Examples per collection

// ArrayList
List<Integer> list = new ArrayList<>(List.of(1, 2, 3));
list.getFirst();   // 1
list.getLast();    // 3
list.addFirst(0);  // [0, 1, 2, 3]
list.removeLast(); // returns 3, list is [0, 1, 2]
list.reversed();   // live view [2, 1, 0]

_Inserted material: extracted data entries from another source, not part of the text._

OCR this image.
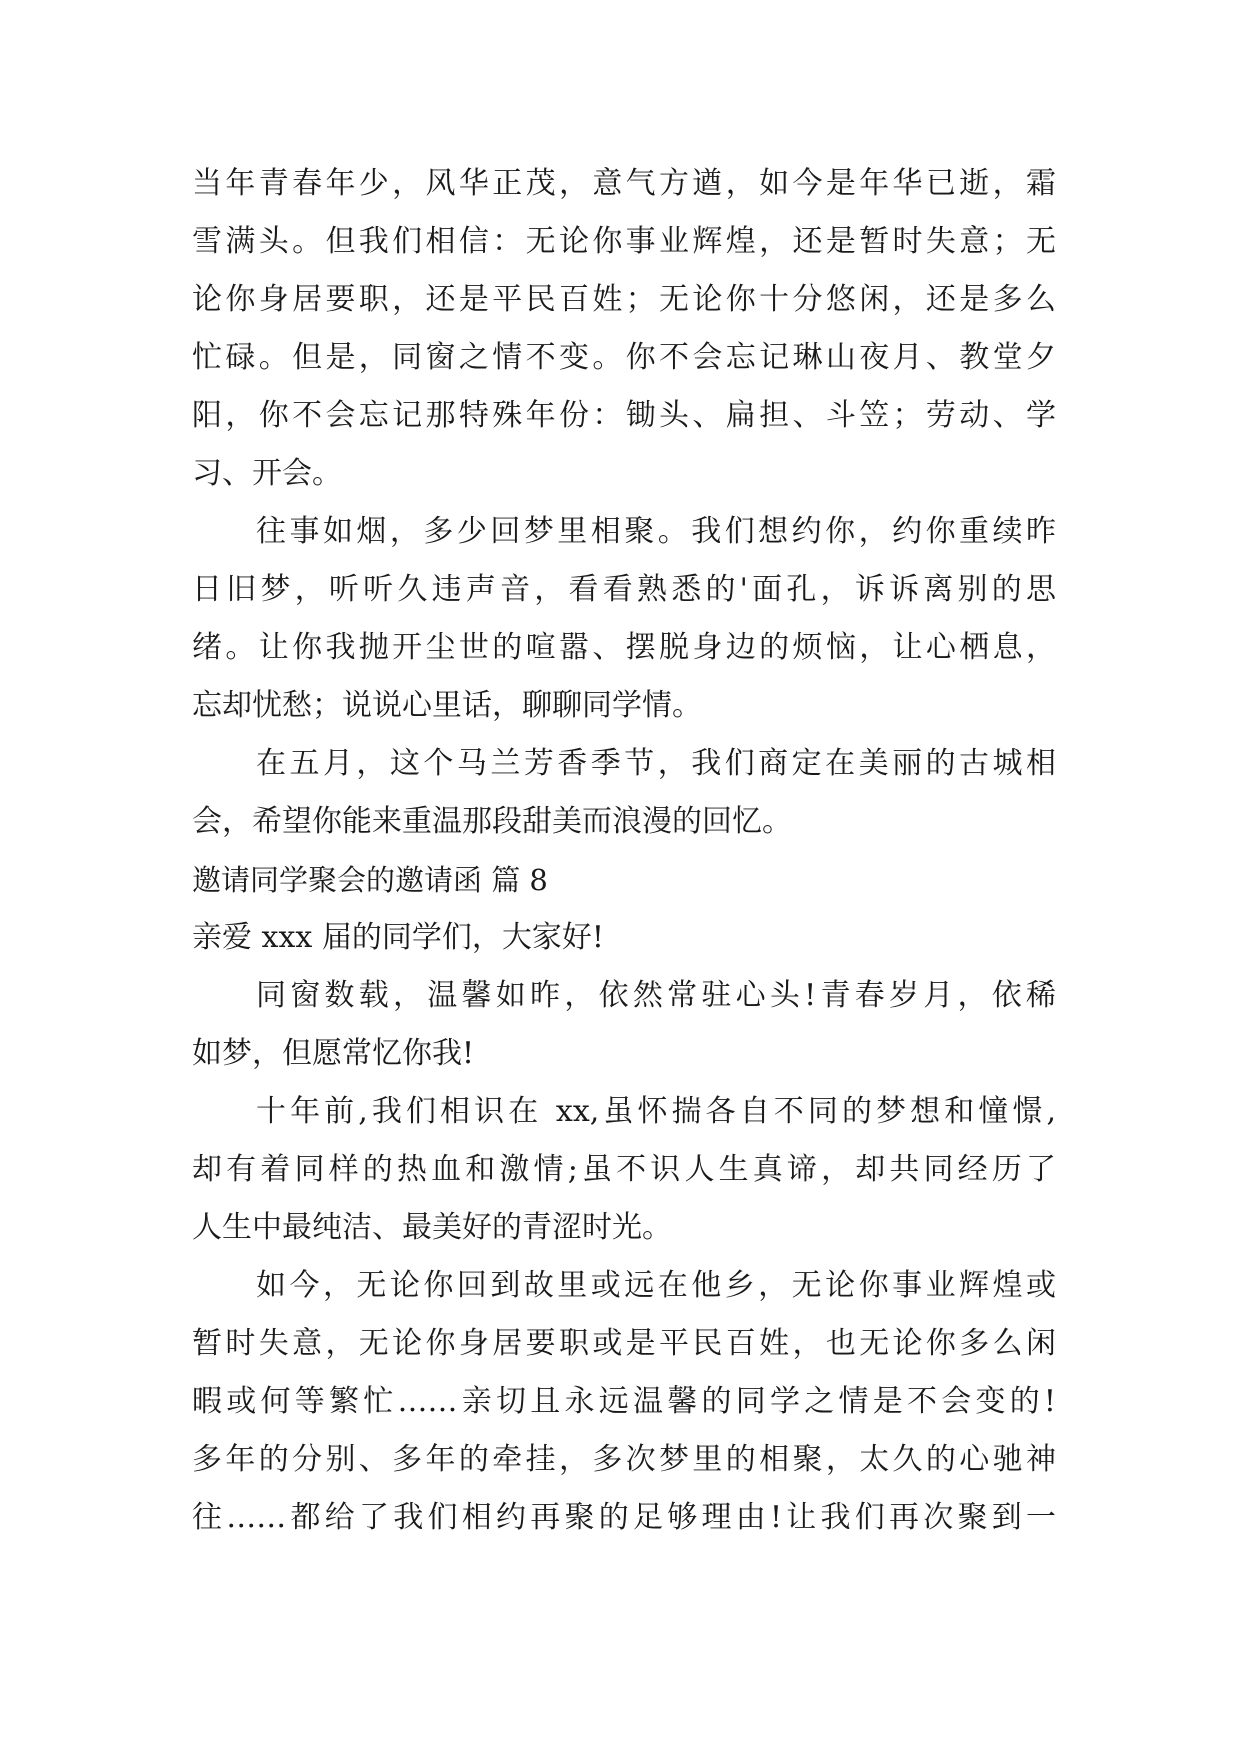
当年青春年少，风华正茂，意气方遒，如今是年华已逝，霜
雪满头。但我们相信：无论你事业辉煌，还是暂时失意；无
论你身居要职，还是平民百姓；无论你十分悠闲，还是多么
忙碌。但是，同窗之情不变。你不会忘记琳山夜月、教堂夕
阳，你不会忘记那特殊年份：锄头、扁担、斗笠；劳动、学
习、开会。
往事如烟，多少回梦里相聚。我们想约你，约你重续昨
日旧梦，听听久违声音，看看熟悉的'面孔，诉诉离别的思
绪。让你我抛开尘世的喧嚣、摆脱身边的烦恼，让心栖息，
忘却忧愁；说说心里话，聊聊同学情。
在五月，这个马兰芳香季节，我们商定在美丽的古城相
会，希望你能来重温那段甜美而浪漫的回忆。
邀请同学聚会的邀请函 篇 8
亲爱 xxx 届的同学们，大家好!
同窗数载，温馨如昨，依然常驻心头!青春岁月，依稀
如梦，但愿常忆你我!
十年前,我们相识在 xx,虽怀揣各自不同的梦想和憧憬,
却有着同样的热血和激情;虽不识人生真谛，却共同经历了
人生中最纯洁、最美好的青涩时光。
如今，无论你回到故里或远在他乡，无论你事业辉煌或
暂时失意，无论你身居要职或是平民百姓，也无论你多么闲
暇或何等繁忙……亲切且永远温馨的同学之情是不会变的!
多年的分别、多年的牵挂，多次梦里的相聚，太久的心驰神
往……都给了我们相约再聚的足够理由!让我们再次聚到一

// LinkedHashSet (insertion-ordered)
LinkedHashSet<String> set = new LinkedHashSet<>(List.of("a", "b", "c"));
set.getFirst();           // "a"
set.addFirst("zero");     // moves "zero" to front; existing duplicate would be re-positioned
set.removeLast();         // removes "c"

// ArrayDeque
ArrayDeque<Integer> dq = new ArrayDeque<>(List.of(10, 20, 30));
dq.getFirst();   // 10  — equivalent to existing peekFirst()
dq.addLast(40);  // equivalent to existing offerLast(40)

// LinkedHashMap
LinkedHashMap<String, Integer> m = new LinkedHashMap<>();
m.put("a", 1);
m.put("b", 2);
m.putFirst("z", 26);                  // [z=26, a=1, b=2]
Map.Entry<String, Integer> head = m.firstEntry();
m.pollLastEntry();                    // removes b=2

The reversed() view in detail

reversed() returns a view, not a copy. The returned collection's add, remove, and iteration all delegate to the original in reverse. Important behavioral subtlety:

List<Integer> xs = new ArrayList<>(List.of(1, 2, 3));
List<Integer> rev = xs.reversed();   // [3, 2, 1]

rev.addFirst(99);   // adds 99 to front of rev = back of xs
System.out.println(xs);   // [1, 2, 3, 99]
System.out.println(rev);  // [99, 3, 2, 1]

rev.reversed() returns the original view (or an equivalent one) — it doesn't accumulate wrappers.